There is a smallholding not too far from me run by a couple I guess to be in their 80s, the quintessential French stone farmhouse found often on postcards.

Chickens and ducks scurry and waddle around courtyard and step, dust scratching in summer, mud bathing in winter.

The potager stretches half a field's length ending in a cutting-flower garden, and a forlorn black dog surveys life from a link chain tethered to a kennel.

All year round the pair of them tend to flock and field – she welding hoe and wheelbarrow, he digging the hard earth that throws up vegetables in their season.

Despite their age they have the lean, muscular frames of those who have worked long and hard in all weathers and all of their lives.
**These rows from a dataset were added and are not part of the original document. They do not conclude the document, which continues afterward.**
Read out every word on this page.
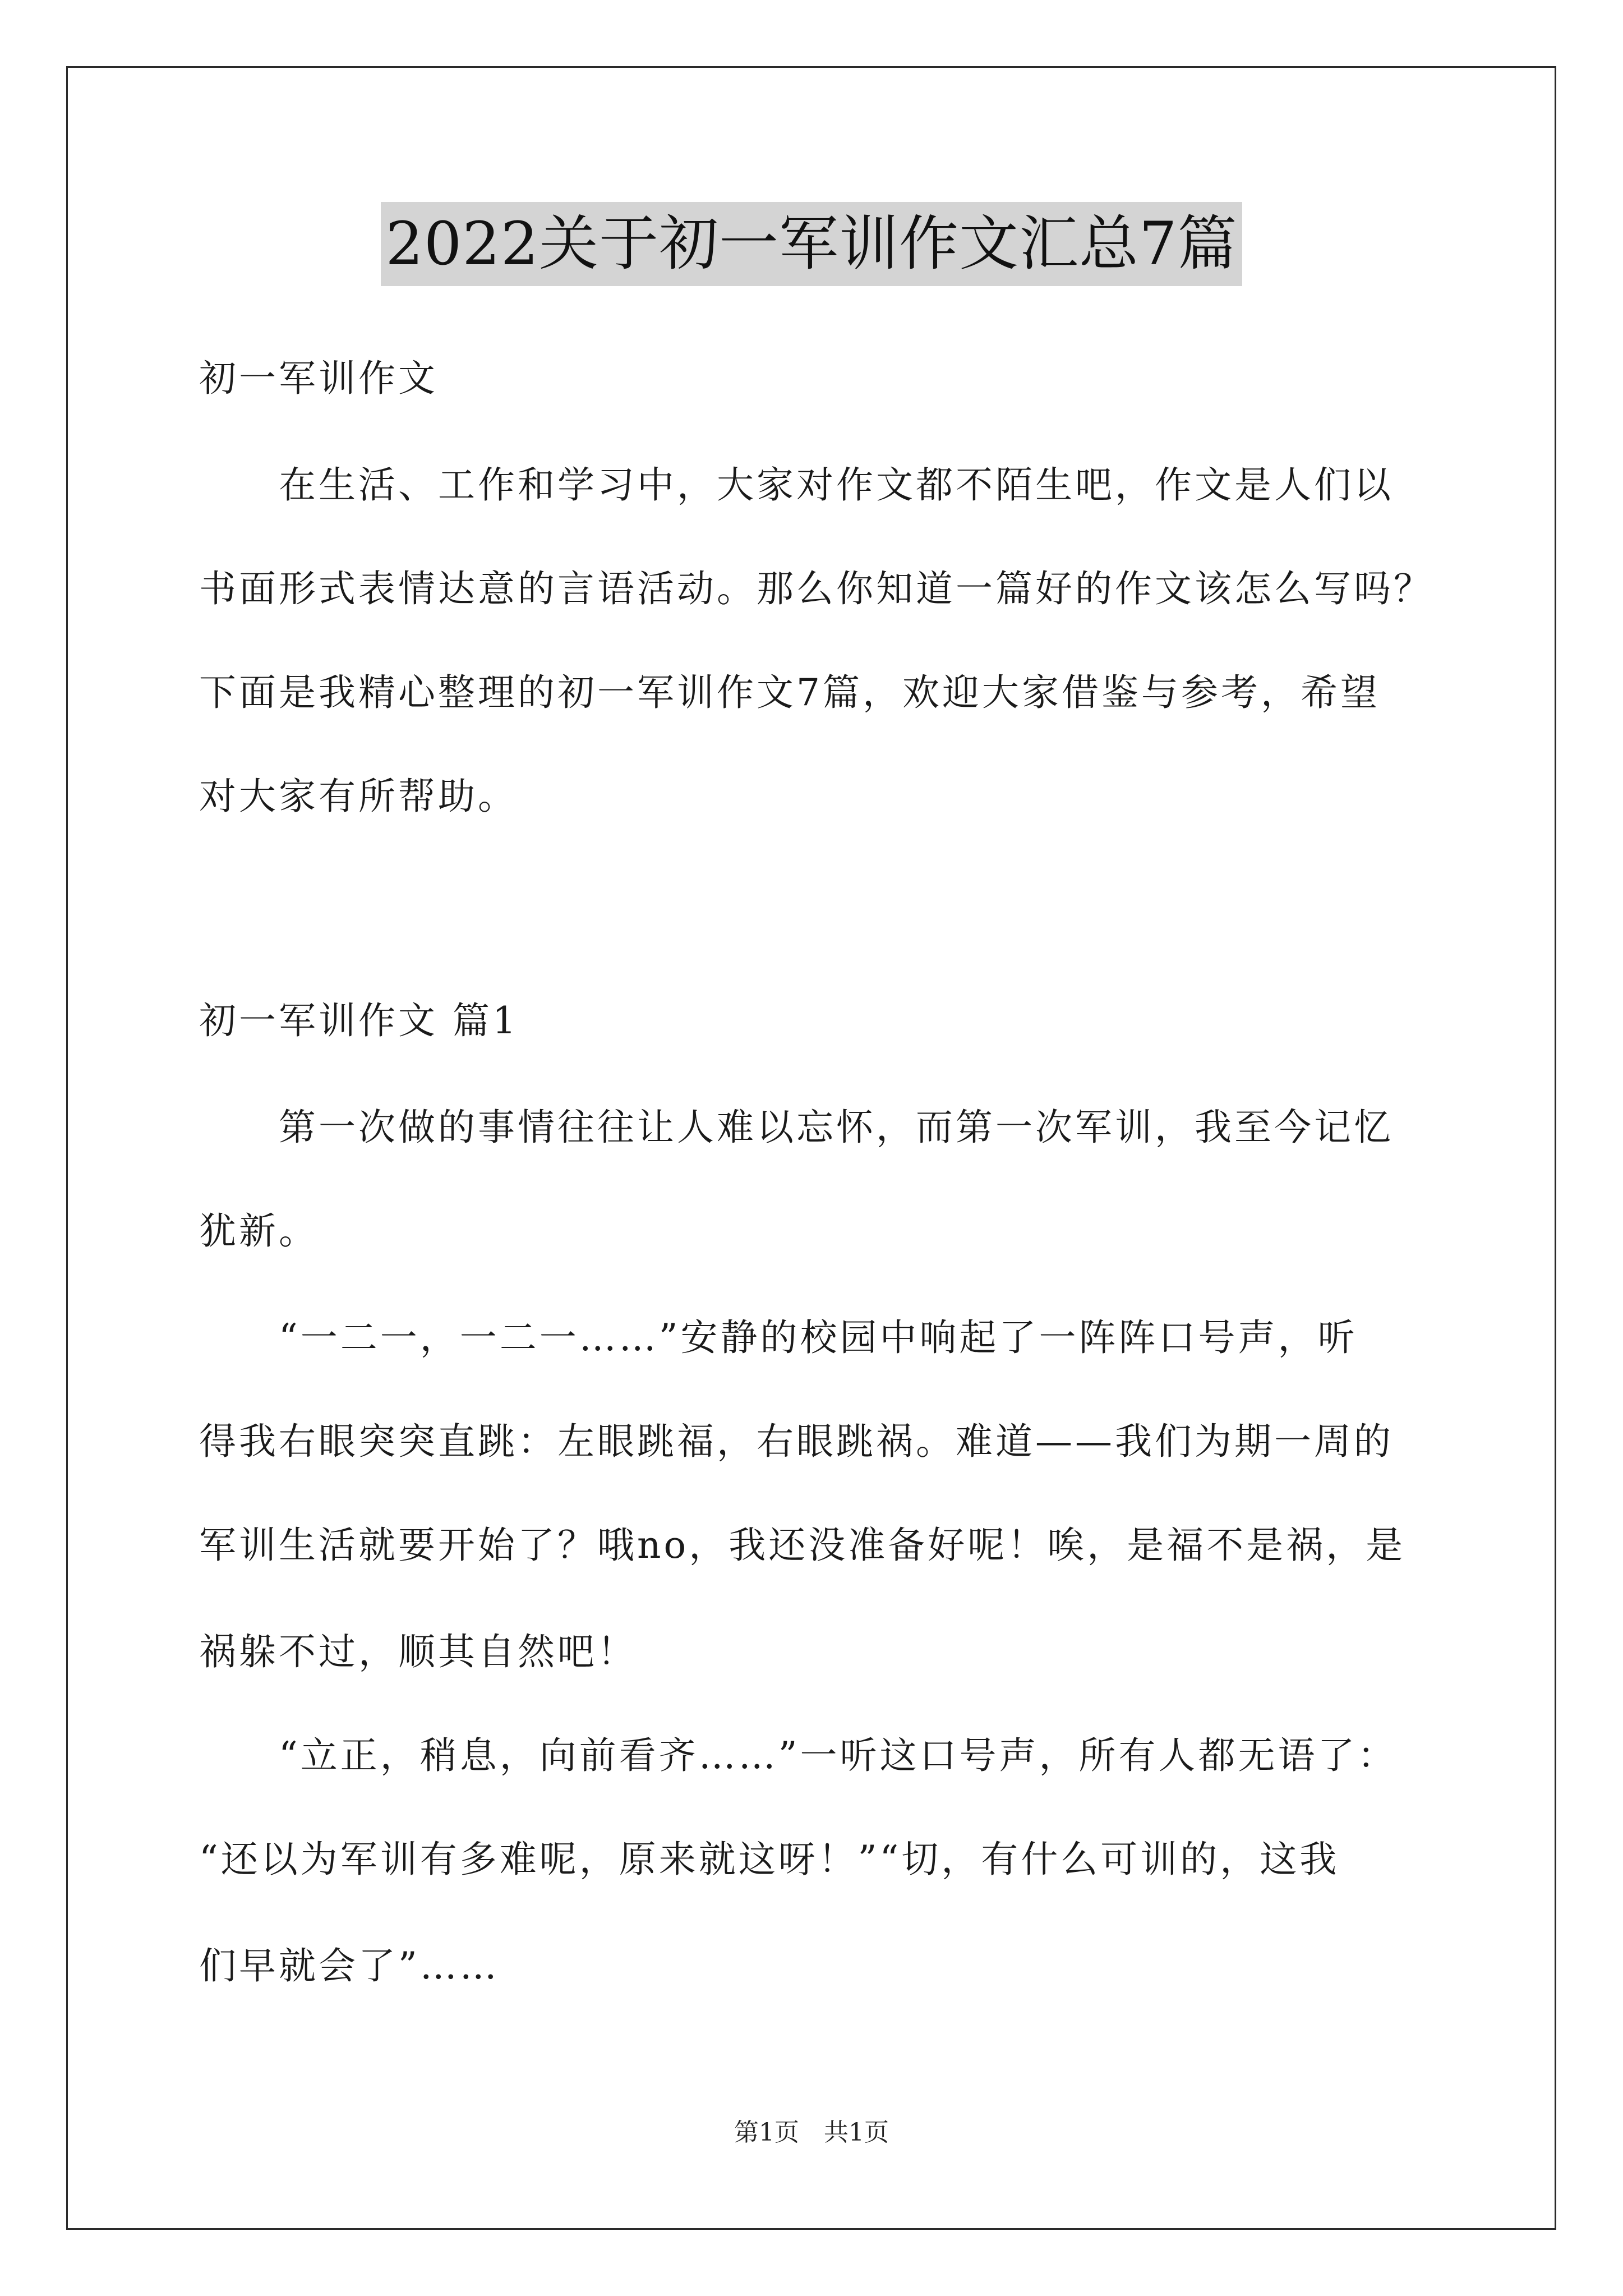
2022关于初一军训作文汇总7篇
初一军训作文
　　在生活、工作和学习中，大家对作文都不陌生吧，作文是人们以
书面形式表情达意的言语活动。那么你知道一篇好的作文该怎么写吗？
下面是我精心整理的初一军训作文7篇，欢迎大家借鉴与参考，希望
对大家有所帮助。
初一军训作文 篇1
　　第一次做的事情往往让人难以忘怀，而第一次军训，我至今记忆
犹新。
　　“一二一，一二一……”安静的校园中响起了一阵阵口号声，听
得我右眼突突直跳：左眼跳福，右眼跳祸。难道——我们为期一周的
军训生活就要开始了？哦no，我还没准备好呢！唉，是福不是祸，是
祸躲不过，顺其自然吧！
　　“立正，稍息，向前看齐……”一听这口号声，所有人都无语了：
“还以为军训有多难呢，原来就这呀！”“切，有什么可训的，这我
们早就会了”……
第1页　共1页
I presume they sell their produce at markets as they yield far too much for just themselves.

Like many of the old women, though, she will keep up the traditions of killing, cooking and storing ducks in their fat, bottling rillettes, fruit in eau de vie, stacking vegetables in ventilated racks.

No matter what the day may bring, she knows her role in this rural life, and it is firmly in and around the house. Life outside is filled with male rituals of hunting, drinking sessions and agricultural fairs.

There are many still like her around here, an area famed for the longevity of its inhabitants, and in the main their daughters – now in their 60s – will continue in a similar vein.

In many ways, because of our remoteness, life for these farming women has changed very little over the years.

It's that sort of apparently idyllic scene which captivates tourist and expat alike, bringing wistful remembrances of times past, of a perceived gentler and kinder time, a time when each man and woman had their place, their role, and were satisfied, even happy with their lot in life.

Once even I found a comfort in such thoughts and felt at times that I was back in the Ireland of my childhood.

One should know better. My memories are thankfully sweet and good but, as we now know, untold misery was being visited behind many a door.

And so it still is in several "unspoiled" areas in France. Women still flee from a brutal, drunken back-hander, or even if not physically punished, they flee from the relentless chipping away at their very essence.

For in our backwoods women are still very much second-class citizens, and far too many still dance to a man's tune, told what to wear, where they can go, what they can drink and left in little doubt what duties are expected of them.

In numerous cases a man still has to act as guarantor on credit agreements and permission has to be elicited from him for his wife to have a cheque book in her name.

Her place is in the kitchen cooking. Her place is, above all, in looking after him and his friends.

Thankfully today's teenage girls will stand for none of that, their eyes opened by the twin windows of television and internet, but they will co-exist beside mothers who still do.

Yesterday I opened my door to a woman who worked for me in the early days of my time here. Her face was contorted in unhappiness, tears streaming from already reddened eyes, her once groomed hair wild and uncared for.

This woman lives five villages from me with her adolescent son from a previous marriage and her much older partner of 12 years.

Between the many jobs she has to pay her way, she regularly cooks for and feeds the man's large family, tills the potager, entertains his hunt friends and in the summer worked hard into the night on the harvest. The furniture in her house has been bought by her labour.

Two days earlier she had returned home to be told she was no longer loved and that she and "her brat" were out. They were literally turfed out on to the road.

Friends took her in and she has to negotiate a return for her belongings. She was not married or in an official civil partnership so she has no rights, no claim to his financial help, no court to appeal to, nothing.

"I did everything he asked," she said. "I cooked, I cleaned, I worked the garden, I never shamed him in dress or manner. I never went out without him after dark. I never asked him for a sou – all I asked when he bought this house was that we have a civil document to protect me if he died.

"He wouldn't, so what could I do? I was never the mistress of the house, only the servant. I'm a good woman. What did I do wrong?" Her very words could have come from that rose-tinted past we all wax so nostalgically about.

Beyond platitudes and confidence building, I knew I'd bring her no comfort from my very different life in answering her question, so I didn't. "Nothing," I replied.

I've heard too many similar tales now to gaze with uncritical eye on picture-postcard cottages. Now I just wonder what the shutters hide.